Fetch the complete documentation index at:\
**[https://docs.llmrouter.app/llms.txt](https://docs.llmrouter.app/llms.txt)**

Use this file to discover all available models, tags, and features before exploring further.

# LiteLLM Integration

[LiteLLM](https://docs.litellm.ai/) is one of the most popular open-source libraries for calling LLMs. It provides a unified OpenAI-compatible interface for 100+ models and providers.

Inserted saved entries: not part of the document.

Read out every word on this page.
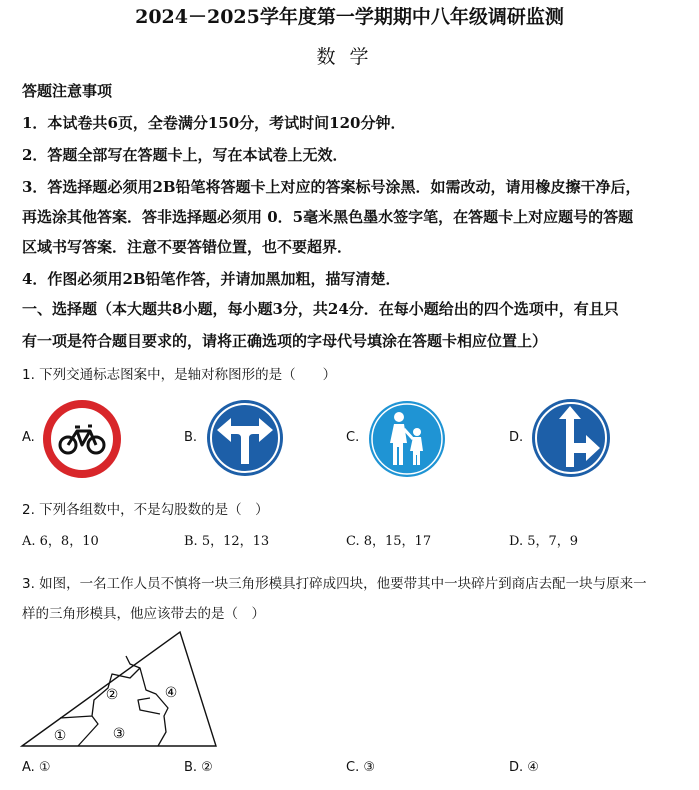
2024－2025学年度第一学期期中八年级调研监测
数学
答题注意事项
1．本试卷共6页，全卷满分150分，考试时间120分钟．
2．答题全部写在答题卡上，写在本试卷上无效．
3．答选择题必须用2B铅笔将答题卡上对应的答案标号涂黑．如需改动，请用橡皮擦干净后，
再选涂其他答案．答非选择题必须用 0．5毫米黑色墨水签字笔，在答题卡上对应题号的答题
区域书写答案．注意不要答错位置，也不要超界．
4．作图必须用2B铅笔作答，并请加黑加粗，描写清楚．
一、选择题（本大题共8小题，每小题3分，共24分．在每小题给出的四个选项中，有且只
有一项是符合题目要求的，请将正确选项的字母代号填涂在答题卡相应位置上）
1. 下列交通标志图案中，是轴对称图形的是（　　）
A.	B.	C.	D.
2. 下列各组数中，不是勾股数的是（　）
A. 6，8，10	B. 5，12，13	C. 8，15，17	D. 5，7，9
3. 如图，一名工作人员不慎将一块三角形模具打碎成四块，他要带其中一块碎片到商店去配一块与原来一
样的三角形模具，他应该带去的是（　）
①
②
③
④
A. ①	B. ②	C. ③	D. ④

Since **LLM Router** is fully OpenAI-compatible, you can use it seamlessly with LiteLLM to get intelligent routing, Skills, Zero Data Retention, and automatic cost optimization.

## Installation

```bash theme={null}
pip install litellm
```

## Basic Configuration

You can use LLM Router with LiteLLM in two ways:

### Method 1: Using `base_url` (Recommended)

```python theme={null}
import litellm

response = litellm.completion(
    model="anthropic/claude-opus-4.6",
    messages=[{"role": "user", "content": "Hello, how are you?"}],
    base_url="https://api.llmrouter.app/v1",
    api_key="sk_llmr_your_key_here",   # Your LLM Router API key
)
print(response.choices[0].message.content)
```

### Method 2: Set Environment Variables (Global)

```bash theme={null}
export LITELLM_BASE_URL="https://api.llmrouter.app/v1"
export LITELLM_API_KEY="sk_llmr_your_key_here"
```

Then use LiteLLM normally:

```python theme={null}
import litellm

response = litellm.completion(
    model="anthropic/claude-sonnet-4.6",
    messages=[{"role": "user", "content": "Explain how Skills work in LLM Router"}]
)
```

## Using Advanced LLM Router Features

```python theme={null}
response = litellm.completion(
    model="anthropic/claude-opus-4.6",
    messages=messages,
    base_url="https://api.llmrouter.app/v1",
    api_key="sk_llmr_your_key_here",
    "gateway": {
        "zdr": True,                          # Zero Data Retention
        "skills": {
            "skillIds": ["sk_company-style", "sk_api-guidelines"],
            "enableAutoSearch": True
        },
        "chatHistoryCompression": {
            "enabled": True,
            "score": 0.7
        }
    }
)
```

## Recommended Models

```python theme={null}
models = [
    "anthropic/claude-opus-4.6",
    "anthropic/claude-sonnet-4.6",
    "openai/gpt-5.4",
    "google/gemini-3.1-pro",
    "xai/grok-4.20",
    "deepseek/deepseek-v3.2"
]
```

## Best Practice: Use Dashboard Configuration

Instead of passing options in every request, we strongly recommend configuring defaults in the **LLM Router Dashboard**:

* Set default **tags** (`coding`, `reasoning`, `ui design`, etc.)
* Enable relevant **Skills**
* Turn on **Zero Data Retention (ZDR)**
* Configure context optimization rules

This way, your LiteLLM calls automatically benefit from intelligent routing and optimization without extra code.

## Async Usage Example

```python theme={null}
import litellm
import asyncio

async def main():
    response = await litellm.acompletion(
        model="anthropic/claude-sonnet-4.6",
        messages=[{"role": "user", "content": "Write a FastAPI endpoint"}],
        base_url="https://api.llmrouter.app/v1",
        api_key="sk_llmr_your_key_here",
    )
    print(response.choices[0].message.content)

asyncio.run(main())
```

***

**Pro Tip:** LiteLLM + LLM Router is an excellent combination for production applications — you get LiteLLM’s excellent fallback, logging, and observability features on top of LLM Router’s smart routing and cost-saving capabilities.